Si Di Benedetto nos hablaba en Zama de “El horror. El horror del absurdo que nos atrapa”, en El silenciero apuntaba: “¿cómo pueden ignorar lo esencial, que el error se halla incorporado a la raíz del hombre?”, en Los suicidas nos dice: “la cuestión no es por qué me mataré, sino por qué no matarme” (página 52), completando una visión negativa, o existencialista -muy al gusto de la época en que fueron escritas-, del hombre.

En El silenciero el protagonista deseaba aislarse del exterior mediante la escritura de una novela, tarea siempre imposible, y, paralelamente, en Los suicidas el narrador se refugia de la realidad en el cine, “Me voy al mundo sobrenatural del cine” (pág. 99), como si los personajes de Di Benedetto siempre tuvieran que encontrar cobijo frente a las amenazas externas.

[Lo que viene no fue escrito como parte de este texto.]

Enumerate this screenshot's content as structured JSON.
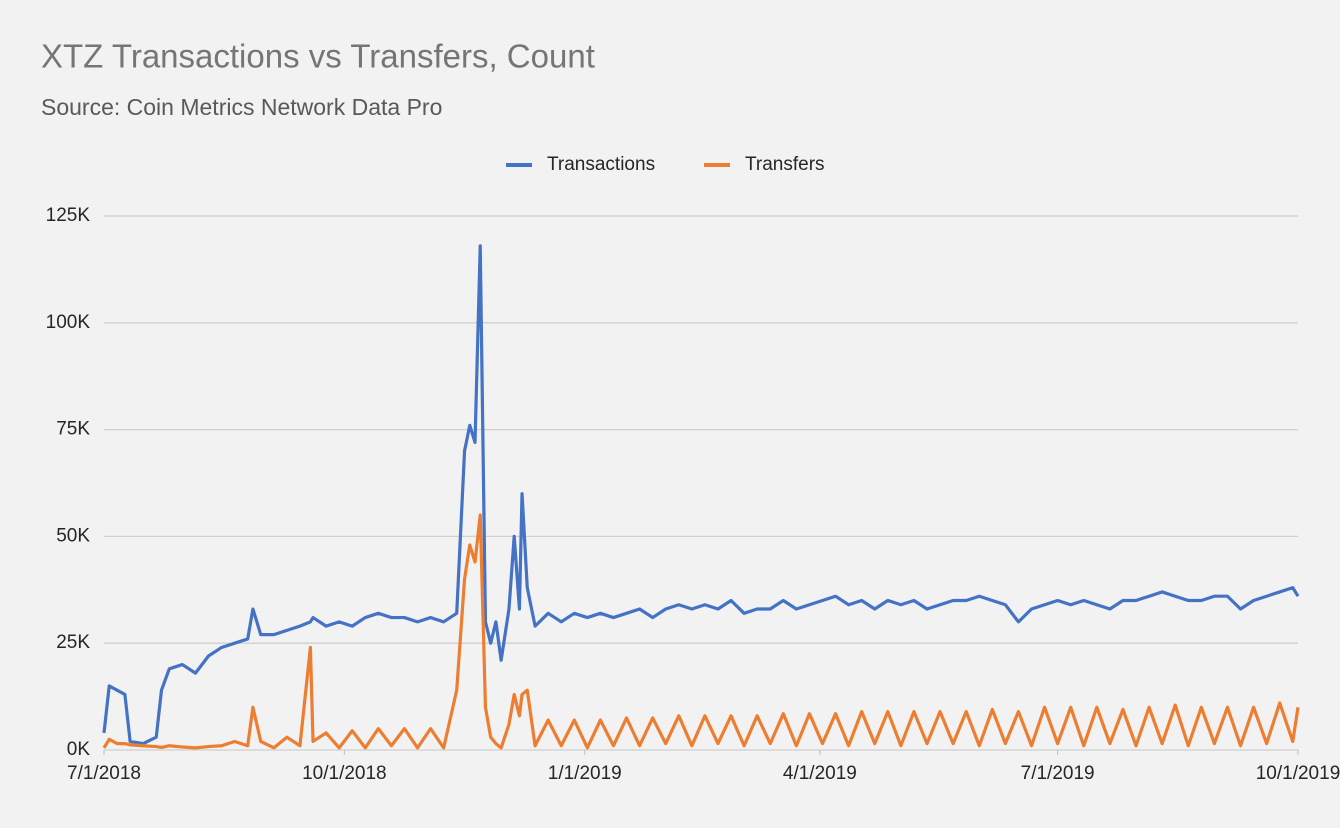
{
  "chart_data": {
    "type": "line",
    "title": "XTZ Transactions vs Transfers, Count",
    "subtitle": "Source: Coin Metrics Network Data Pro",
    "x": [
      "7/1/2018",
      "7/3/2018",
      "7/6/2018",
      "7/9/2018",
      "7/11/2018",
      "7/16/2018",
      "7/21/2018",
      "7/23/2018",
      "7/26/2018",
      "7/31/2018",
      "8/5/2018",
      "8/10/2018",
      "8/15/2018",
      "8/20/2018",
      "8/25/2018",
      "8/27/2018",
      "8/30/2018",
      "9/4/2018",
      "9/9/2018",
      "9/14/2018",
      "9/18/2018",
      "9/19/2018",
      "9/24/2018",
      "9/29/2018",
      "10/4/2018",
      "10/9/2018",
      "10/14/2018",
      "10/19/2018",
      "10/24/2018",
      "10/29/2018",
      "11/3/2018",
      "11/8/2018",
      "11/13/2018",
      "11/16/2018",
      "11/18/2018",
      "11/20/2018",
      "11/22/2018",
      "11/24/2018",
      "11/26/2018",
      "11/28/2018",
      "11/30/2018",
      "12/3/2018",
      "12/5/2018",
      "12/7/2018",
      "12/8/2018",
      "12/10/2018",
      "12/13/2018",
      "12/18/2018",
      "12/23/2018",
      "12/28/2018",
      "1/2/2019",
      "1/7/2019",
      "1/12/2019",
      "1/17/2019",
      "1/22/2019",
      "1/27/2019",
      "2/1/2019",
      "2/6/2019",
      "2/11/2019",
      "2/16/2019",
      "2/21/2019",
      "2/26/2019",
      "3/3/2019",
      "3/8/2019",
      "3/13/2019",
      "3/18/2019",
      "3/23/2019",
      "3/28/2019",
      "4/2/2019",
      "4/7/2019",
      "4/12/2019",
      "4/17/2019",
      "4/22/2019",
      "4/27/2019",
      "5/2/2019",
      "5/7/2019",
      "5/12/2019",
      "5/17/2019",
      "5/22/2019",
      "5/27/2019",
      "6/1/2019",
      "6/6/2019",
      "6/11/2019",
      "6/16/2019",
      "6/21/2019",
      "6/26/2019",
      "7/1/2019",
      "7/6/2019",
      "7/11/2019",
      "7/16/2019",
      "7/21/2019",
      "7/26/2019",
      "7/31/2019",
      "8/5/2019",
      "8/10/2019",
      "8/15/2019",
      "8/20/2019",
      "8/25/2019",
      "8/30/2019",
      "9/4/2019",
      "9/9/2019",
      "9/14/2019",
      "9/19/2019",
      "9/24/2019",
      "9/29/2019",
      "10/1/2019"
    ],
    "series": [
      {
        "name": "Transactions",
        "color": "#4472c4",
        "values": [
          4000,
          15000,
          14000,
          13000,
          2000,
          1500,
          3000,
          14000,
          19000,
          20000,
          18000,
          22000,
          24000,
          25000,
          26000,
          33000,
          27000,
          27000,
          28000,
          29000,
          30000,
          31000,
          29000,
          30000,
          29000,
          31000,
          32000,
          31000,
          31000,
          30000,
          31000,
          30000,
          32000,
          70000,
          76000,
          72000,
          118000,
          30000,
          25000,
          30000,
          21000,
          33000,
          50000,
          33000,
          60000,
          38000,
          29000,
          32000,
          30000,
          32000,
          31000,
          32000,
          31000,
          32000,
          33000,
          31000,
          33000,
          34000,
          33000,
          34000,
          33000,
          35000,
          32000,
          33000,
          33000,
          35000,
          33000,
          34000,
          35000,
          36000,
          34000,
          35000,
          33000,
          35000,
          34000,
          35000,
          33000,
          34000,
          35000,
          35000,
          36000,
          35000,
          34000,
          30000,
          33000,
          34000,
          35000,
          34000,
          35000,
          34000,
          33000,
          35000,
          35000,
          36000,
          37000,
          36000,
          35000,
          35000,
          36000,
          36000,
          33000,
          35000,
          36000,
          37000,
          38000,
          36000
        ]
      },
      {
        "name": "Transfers",
        "color": "#ed7d31",
        "values": [
          500,
          2500,
          1500,
          1500,
          1200,
          1000,
          800,
          600,
          1000,
          700,
          500,
          800,
          1000,
          2000,
          1000,
          10000,
          2000,
          500,
          3000,
          1000,
          24000,
          2000,
          4000,
          500,
          4500,
          500,
          5000,
          1000,
          5000,
          500,
          5000,
          500,
          14000,
          40000,
          48000,
          44000,
          55000,
          10000,
          3000,
          1500,
          500,
          6000,
          13000,
          8000,
          13000,
          14000,
          1000,
          7000,
          1000,
          7000,
          500,
          7000,
          1000,
          7500,
          1000,
          7500,
          1500,
          8000,
          1000,
          8000,
          1500,
          8000,
          1000,
          8000,
          1500,
          8500,
          1000,
          8500,
          1500,
          8500,
          1000,
          9000,
          1500,
          9000,
          1000,
          9000,
          1500,
          9000,
          1500,
          9000,
          1000,
          9500,
          1500,
          9000,
          1000,
          10000,
          1500,
          10000,
          1000,
          10000,
          1500,
          9500,
          1000,
          10000,
          1500,
          10500,
          1000,
          10000,
          1500,
          10000,
          1000,
          10000,
          1500,
          11000,
          2000,
          10000
        ]
      }
    ],
    "xlim": [
      "7/1/2018",
      "10/1/2019"
    ],
    "xticks": [
      "7/1/2018",
      "10/1/2018",
      "1/1/2019",
      "4/1/2019",
      "7/1/2019",
      "10/1/2019"
    ],
    "ylim": [
      0,
      125000
    ],
    "yticks": [
      {
        "value": 0,
        "label": "0K"
      },
      {
        "value": 25000,
        "label": "25K"
      },
      {
        "value": 50000,
        "label": "50K"
      },
      {
        "value": 75000,
        "label": "75K"
      },
      {
        "value": 100000,
        "label": "100K"
      },
      {
        "value": 125000,
        "label": "125K"
      }
    ],
    "grid": true,
    "legend": "top"
  }
}
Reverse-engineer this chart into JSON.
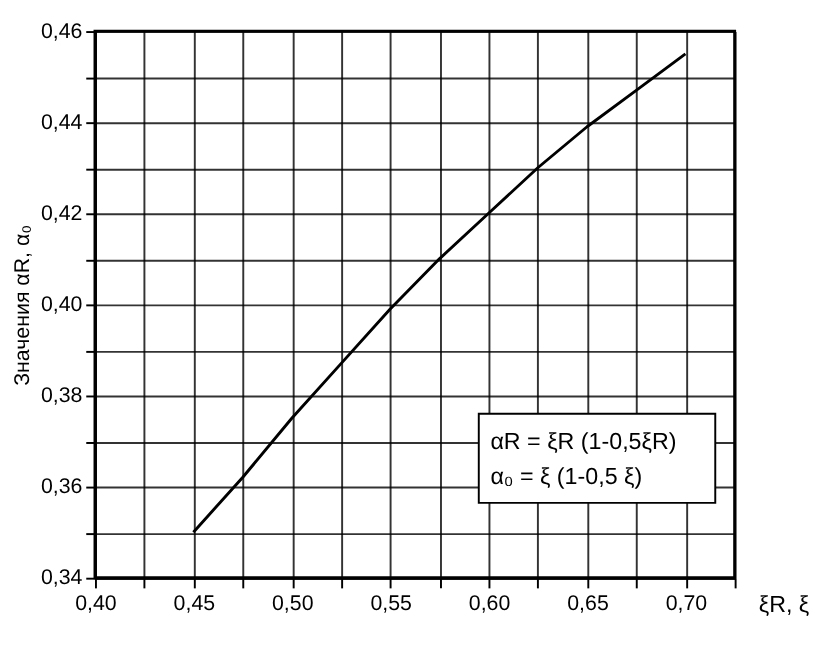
{
  "chart_data": {
    "type": "line",
    "xlabel": "ξR, ξ",
    "ylabel": "Значения αR, α₀",
    "annotations": [
      "αR = ξR (1-0,5ξR)",
      "α₀ = ξ (1-0,5 ξ)"
    ],
    "x": [
      0.45,
      0.475,
      0.5,
      0.525,
      0.55,
      0.575,
      0.6,
      0.625,
      0.65,
      0.675,
      0.7
    ],
    "series": [
      {
        "color": "#000000",
        "values": [
          0.35,
          0.362,
          0.375,
          0.387,
          0.399,
          0.41,
          0.42,
          0.43,
          0.439,
          0.447,
          0.455
        ]
      }
    ],
    "xlim": [
      0.4,
      0.725
    ],
    "xticks": [
      {
        "value": 0.4,
        "label": "0,40"
      },
      {
        "value": 0.425,
        "label": null
      },
      {
        "value": 0.45,
        "label": "0,45"
      },
      {
        "value": 0.475,
        "label": null
      },
      {
        "value": 0.5,
        "label": "0,50"
      },
      {
        "value": 0.525,
        "label": null
      },
      {
        "value": 0.55,
        "label": "0,55"
      },
      {
        "value": 0.575,
        "label": null
      },
      {
        "value": 0.6,
        "label": "0,60"
      },
      {
        "value": 0.625,
        "label": null
      },
      {
        "value": 0.65,
        "label": "0,65"
      },
      {
        "value": 0.675,
        "label": null
      },
      {
        "value": 0.7,
        "label": "0,70"
      },
      {
        "value": 0.725,
        "label": null
      }
    ],
    "ylim": [
      0.34,
      0.46
    ],
    "yticks": [
      {
        "value": 0.34,
        "label": "0,34"
      },
      {
        "value": 0.35,
        "label": null
      },
      {
        "value": 0.36,
        "label": "0,36"
      },
      {
        "value": 0.37,
        "label": null
      },
      {
        "value": 0.38,
        "label": "0,38"
      },
      {
        "value": 0.39,
        "label": null
      },
      {
        "value": 0.4,
        "label": "0,40"
      },
      {
        "value": 0.41,
        "label": null
      },
      {
        "value": 0.42,
        "label": "0,42"
      },
      {
        "value": 0.43,
        "label": null
      },
      {
        "value": 0.44,
        "label": "0,44"
      },
      {
        "value": 0.45,
        "label": null
      },
      {
        "value": 0.46,
        "label": "0,46"
      }
    ],
    "grid": true,
    "marker": "none",
    "line_style": "solid"
  }
}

La novela avanza, claustrofóbica, en medio de llamadas para investigar nuevos casos de suicidio; entre notas sobre el distinto punto de vista de las religiones, palabras de filósofos sobre el tema; mientras la idea del suicidio va haciendo mella en el protagonista según se acerca a la fecha en la que su edad igualará a la del día de la muerte de su padre, el suicida.

“Yo opino que el tema de la muerte es un tema prohibido”, le dice el narrador a su jefe en la página 131 cuando éste le avisa de que seguramente no encuentren compradores para el reportaje que están llevando a cabo.

Me ha parecido valiente esta narración de Di Benedetto en torno a un tema tabú, con un trasfondo muy existencialista.

Una vez terminada la trilogía formada por Zama, El silenciero, y Los suicidas, opino que Zama es la mejor novela de las tres, pero que, como dice Juan José Saer, el conjunto es realmente notable y el rescate llevado a cabo en Argentina por Adriana Hidalgo editora muy pertinente.
Estos libros pueden encontrarse en España, ya que Adriana Hidalgo tiene distribución aquí. La pena es que no llegan a ser reseñados en los suplementos culturales y puede pasar desapercibido el rescate de una obra de gran calidad, que ya fue lanzada en los 70 en España por Alfaguara.